Reaction to Reaction over Creationist Museam

I normally avoid creationism vs. evolution debates but I got sucked into one on the CJ Forum. I'm very much a Faith is Faith and Science is Science and never the two shall cross kind of guy. Creationist are so unreasonable though and they always say stuff like "If you would just look at the evidence objectively...." all the while pointing fingers at the other side saying "THEY do it too". Its the whole "secular humanist fundamentalist liberal" conspiracy idea that scientist will ignore the "Truth" just because it doesn't agree with the "dogma" that is driven into them by the "ivory tower liberal elites" or if they do agree they are afraid of the repercussions for questioning "the party line".
That I find really ironic, because as a young man in a fundamentalist church, I was made to feel guilty about questioning things in the Bible, not stuff like creation or even Noah's flood, but more like why does the Bible say THIS here and THAT there.
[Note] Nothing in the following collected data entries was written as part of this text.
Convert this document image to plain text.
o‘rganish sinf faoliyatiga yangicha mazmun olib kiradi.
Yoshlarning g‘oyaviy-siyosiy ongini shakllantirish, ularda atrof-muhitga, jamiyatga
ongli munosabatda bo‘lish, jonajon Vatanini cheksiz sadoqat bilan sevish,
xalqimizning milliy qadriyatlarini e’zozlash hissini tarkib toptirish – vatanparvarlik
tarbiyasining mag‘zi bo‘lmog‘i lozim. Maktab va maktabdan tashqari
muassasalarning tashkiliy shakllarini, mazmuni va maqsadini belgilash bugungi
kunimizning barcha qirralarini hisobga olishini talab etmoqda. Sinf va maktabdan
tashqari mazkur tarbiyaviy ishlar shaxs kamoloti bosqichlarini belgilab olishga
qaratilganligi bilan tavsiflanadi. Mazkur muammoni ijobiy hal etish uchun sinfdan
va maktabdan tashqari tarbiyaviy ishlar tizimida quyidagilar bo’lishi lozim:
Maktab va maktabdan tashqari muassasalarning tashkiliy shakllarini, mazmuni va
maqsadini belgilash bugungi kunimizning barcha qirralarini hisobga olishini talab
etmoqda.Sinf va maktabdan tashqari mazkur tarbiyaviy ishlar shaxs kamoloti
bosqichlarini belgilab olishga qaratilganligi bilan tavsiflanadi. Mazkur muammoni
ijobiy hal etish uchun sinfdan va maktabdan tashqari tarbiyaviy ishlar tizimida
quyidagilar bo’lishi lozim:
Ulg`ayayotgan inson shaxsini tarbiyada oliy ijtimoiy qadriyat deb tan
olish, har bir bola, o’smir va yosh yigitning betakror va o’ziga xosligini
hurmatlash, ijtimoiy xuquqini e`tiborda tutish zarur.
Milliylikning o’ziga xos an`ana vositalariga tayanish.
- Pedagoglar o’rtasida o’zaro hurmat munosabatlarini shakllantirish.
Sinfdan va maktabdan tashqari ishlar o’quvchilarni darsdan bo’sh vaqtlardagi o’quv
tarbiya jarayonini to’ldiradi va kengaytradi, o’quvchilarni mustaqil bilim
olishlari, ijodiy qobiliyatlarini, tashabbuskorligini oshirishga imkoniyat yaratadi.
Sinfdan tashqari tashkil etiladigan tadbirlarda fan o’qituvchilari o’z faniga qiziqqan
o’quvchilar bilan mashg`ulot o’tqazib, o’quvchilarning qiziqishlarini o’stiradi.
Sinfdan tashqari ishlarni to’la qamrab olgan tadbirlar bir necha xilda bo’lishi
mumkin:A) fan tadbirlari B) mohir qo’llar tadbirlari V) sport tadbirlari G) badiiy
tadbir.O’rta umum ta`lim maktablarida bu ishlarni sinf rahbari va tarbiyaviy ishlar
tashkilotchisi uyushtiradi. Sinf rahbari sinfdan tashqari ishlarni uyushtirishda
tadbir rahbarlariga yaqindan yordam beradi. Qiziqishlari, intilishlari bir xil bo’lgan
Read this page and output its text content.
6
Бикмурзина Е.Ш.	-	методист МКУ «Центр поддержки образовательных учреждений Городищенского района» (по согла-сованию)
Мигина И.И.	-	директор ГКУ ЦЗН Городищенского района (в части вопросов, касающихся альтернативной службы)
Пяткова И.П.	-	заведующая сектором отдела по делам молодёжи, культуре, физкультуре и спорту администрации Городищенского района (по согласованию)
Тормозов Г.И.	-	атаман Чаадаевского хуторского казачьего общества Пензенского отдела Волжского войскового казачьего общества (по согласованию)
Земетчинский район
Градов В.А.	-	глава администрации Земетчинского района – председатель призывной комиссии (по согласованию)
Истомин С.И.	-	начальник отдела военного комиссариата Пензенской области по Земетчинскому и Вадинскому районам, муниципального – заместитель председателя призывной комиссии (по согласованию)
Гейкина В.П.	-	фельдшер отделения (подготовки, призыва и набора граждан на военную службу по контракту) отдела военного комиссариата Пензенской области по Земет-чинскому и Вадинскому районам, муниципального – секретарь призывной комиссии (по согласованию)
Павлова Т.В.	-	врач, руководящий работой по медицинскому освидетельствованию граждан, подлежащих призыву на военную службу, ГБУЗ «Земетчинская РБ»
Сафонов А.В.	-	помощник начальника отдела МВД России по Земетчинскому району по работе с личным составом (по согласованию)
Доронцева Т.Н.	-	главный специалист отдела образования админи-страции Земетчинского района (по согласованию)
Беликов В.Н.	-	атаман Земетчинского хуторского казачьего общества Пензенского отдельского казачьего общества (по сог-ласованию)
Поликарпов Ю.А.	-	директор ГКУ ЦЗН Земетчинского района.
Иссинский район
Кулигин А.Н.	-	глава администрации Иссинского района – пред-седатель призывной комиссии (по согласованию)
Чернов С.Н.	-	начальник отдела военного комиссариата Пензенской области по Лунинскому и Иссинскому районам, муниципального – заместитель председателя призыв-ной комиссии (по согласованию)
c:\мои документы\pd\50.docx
Nope, those questions come from pride or an unwillingness to accept the Holy Spirit, or even the devil himself.
I guess they were probably the source for my arguments in this debate as well.

Some Guy with the Handle of 4Him:
A crystal glass cover, springs, screws, nuts, cogs, sprockets and 100 other indiscriminate parts fall off of the table and suddenly become a man's Rolex wristwatch.

or

Several trillion molecules just happened to come together one by one by one over millions of years until they form a living breathing, thinking functional human life?

Which is more plausible? Which is more complex?

Use all the evolutionary science you want but some things are just inexplicable until you add the concept of Intelligent Design. Specifically, a Creator. God Almighty.


"Do you not know? Have you not heard? The LORD is the everlasting God, the Creator of the ends of the earth. He will not grow tired or weary, and his understanding no one can fathom." Isaiah 40:28


Here was my response:
I think 4Him grossly distorts the argument with the watch or trillion molecules question. Only creationist assert that the non-creationist view is one of "Several trillion molecules coming together over millions of years" or worse as a totally random process that just happened to produce all life as we know it or frame it as supposedly the results of mutations. This totally ignores how natural selection optimizes the process so that life does not evolve from random happenings but from having advantages over ones competitors.

Other creationists like to claim how there are no missing links when actually there are plenty, when one is found creationists just insist on finding the new missing link between the old missing links. The natural conditions for fossilization are actually quite rare and in certain climates and locations would be impossible to form. So gaps there are aplenty.

Still others use the old "Nobody has ever seen one species turn into another" argument, which is kind of like saying "Nobody has actually seen the exact time when a child becomes an adult". The time scale we are talking about here is staggering. A million years is 100 times longer than almost all of recorded history. Yet it is only alluded to by creationist as part of the "ridiculousnous of it all".

A dog is pretty much the same thing genetically as a wolf, but even if you used the "Young Earth" creationist age of the planet, the immense variation in dogs are the result of radically altering the selective traits the dogs would pass to their offspring in a mere few thousand years. This variation was caused by man and progressed to where dogs are today fairly quickly in historical terms. I'm pretty sure there were no dachshunds on Noah's Arc. But in a relatively few years, we get dachshunds from what genetically is a wolf, which a dachshund can even impregnate should it be so inclined and most likely assisted.

Creationist look at that and say, "See, you can't make a new species", where the nonCreationists see that and think "Look how much that animal was able to change through a couple hundred generations, in a million years it won't even be the same species". I don't see what is so crazy about thinking that over time the genes of dachshunds and wolves will drift more and more over time, and they will share less and less until one day dachshunds and wolves will no longer be able to breed. But I wouldn't expect to see it in my lifetime.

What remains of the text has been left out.